Big data requirements
The tourism industry has recently been heavily hit by the outbreak of coronavirus pandemic all over the world. The industry has been heavily hit to the extent that ZLS has considered closing down zoos under their management. The industry has been affected by revenue generation through fees charged to visitors. Resources are also scarce from well-wishers as people are still facing the pandemic. However, before this pandemic broke out the number of visits that were being received in the zoos was on a decline. This implies that the zoos were still struggling to generate revenue for its conservation efforts. This problem justifies the need for the adoption of a big data strategy.
For a big data strategy to be viable certain elements should be present. Schmarzo (2013) derived five data strategy supporting requirements that will help guide the process of data collection. The five steps are described below.
Key Performance Indicators
Performance indicators rate the performance of the implemented data strategy. Performance indicators are based on the objectives that the strategy was rolled out to fulfill. For this study, the main objectives are to increase revenues. Some of the techniques of increasing revenue include cutting costs in some areas by management, increasing the number of visits, and coming up with a new pricing strategy. The indicators for these will be the return on investment for advertisement, the success of policies aimed at increasing the number of visits, and the cost-benefit analysis of changing the pricing strategy. Suggested new price and old price will be compared by forecasting the number of expected visits if the price changes and the expected revenue.
Business Questions
Business questions are developed based on the problem that ZSL wants to solve. This implies that answers to the business questions will provide recommendations that ZSL can adopt to have a brighter future. For ZSL the business questions include: What should be done to generate more revenue? Which service is best rated? Which is the most productive advertisement channel? Which category of people should be targeted for direct education to enhance visits?
Business Decisions
Business decisions help is the selection of models that help in reaching the goals of a big data strategy. Below is a list of some of the business decisions that were identified.

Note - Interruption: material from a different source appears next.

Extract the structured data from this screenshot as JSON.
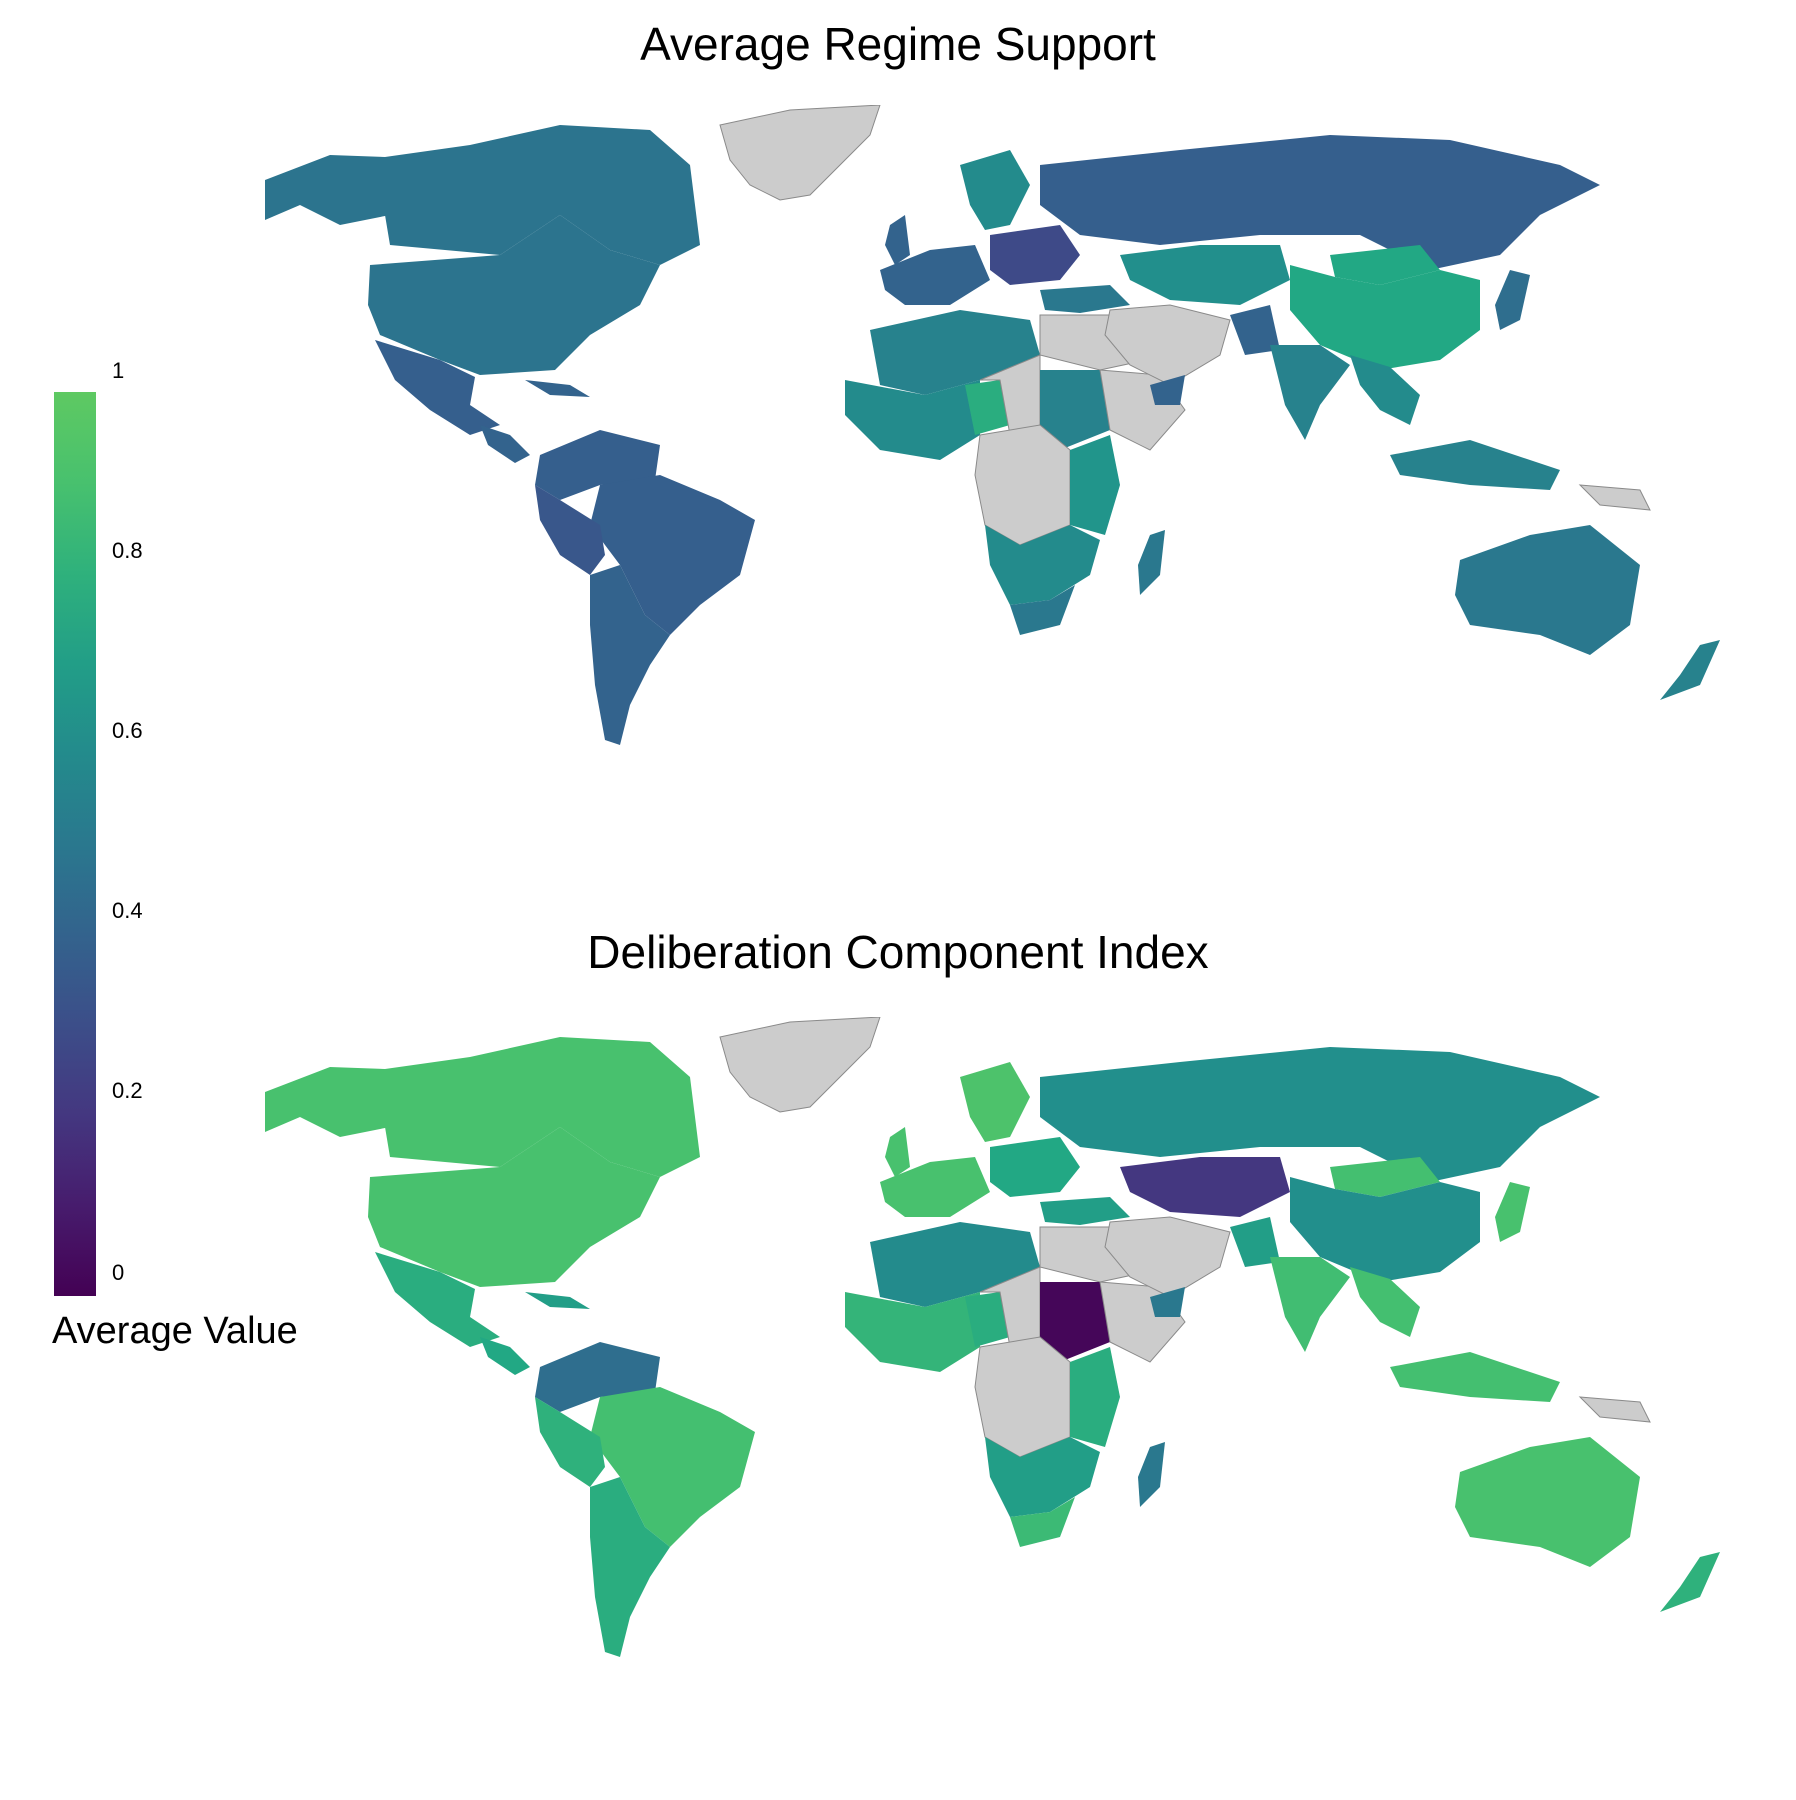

- Conduct case summaries on different categories of people based on the number of visits and various unique features that each customer has.
- Summary statistics which include the measures for central tendency and measures of variability will be calculated for all features in the data.
- From the total number of visits over the years a simple regression model will be developed.
- ANOVA analysis will be used to determine the performance of the regression model.
From the first decision it will be possible to determine how various features in the data interact. It will be possible to determine which particular groups are lagging and can be selected to increase revenues. The visitors whose data is being analyzed can be categorized according to their type, the number of years they have been visiting the park, the number of family members, and where the tickets were booked. From the second business decision, the summary statistics of various features help describe the source of the problem and how it can be mitigated. From the regression model it is possible to determine whether the following year’s visits will decline. This will also justify the implementation of a big data strategy. The fourth business decision gauges the performance of the linear regression model.
Analytic algorithms and modeling
For the analysis of this data set various algorithms are suggested. The first model is the correlation model. Correlation analysis will help prove the existence of relationships between different features. The relationship between features that are highly likely to influence each other. Examples of these features in this data set include the number of visits and age, the amount one is likely to spend at the zoo and the number of family members, the average spends per year, and the number of years that the visitor has been visiting.
A simple linear regression model is also highly suggested in determining if the trend of a decrease in visitors will continue over time. The simple linear regression is facilitated by the linearity in the total number of visitors per year. ANOVA analysis will be used to gauge the relevance of this model. Case summaries for various categories of visitors based on some unique feature at a time will be analyzed. This will help in the making of decisions based on facts and not a hunch. A multiple regression model is also required. The model will be used to show the relationship between the amounts of money that customers spend per year and other independent factors.
Supporting data sources
The last step is determining data sources to support the adoption of a big data strategy. The data used in this report is from ZSL on their past visitors. There are also survey data for the ratings of different products that are offered at the zoo. There is data on the prices that are charged and the new prices that are being suggested. The survey has 30 participants and 30 products to review. Data from social media is also collected. These data will be used to review the publicity of ZLS. Data on the visitors contains information on demographics and some other features including the number of times that the visitor has visited the zoo and the average he/she spends per visit.
Data analysis
Simple linear regression.
A simple linear model is fitted on the data to facilitate the forecasting of the future count of visits for the next few years.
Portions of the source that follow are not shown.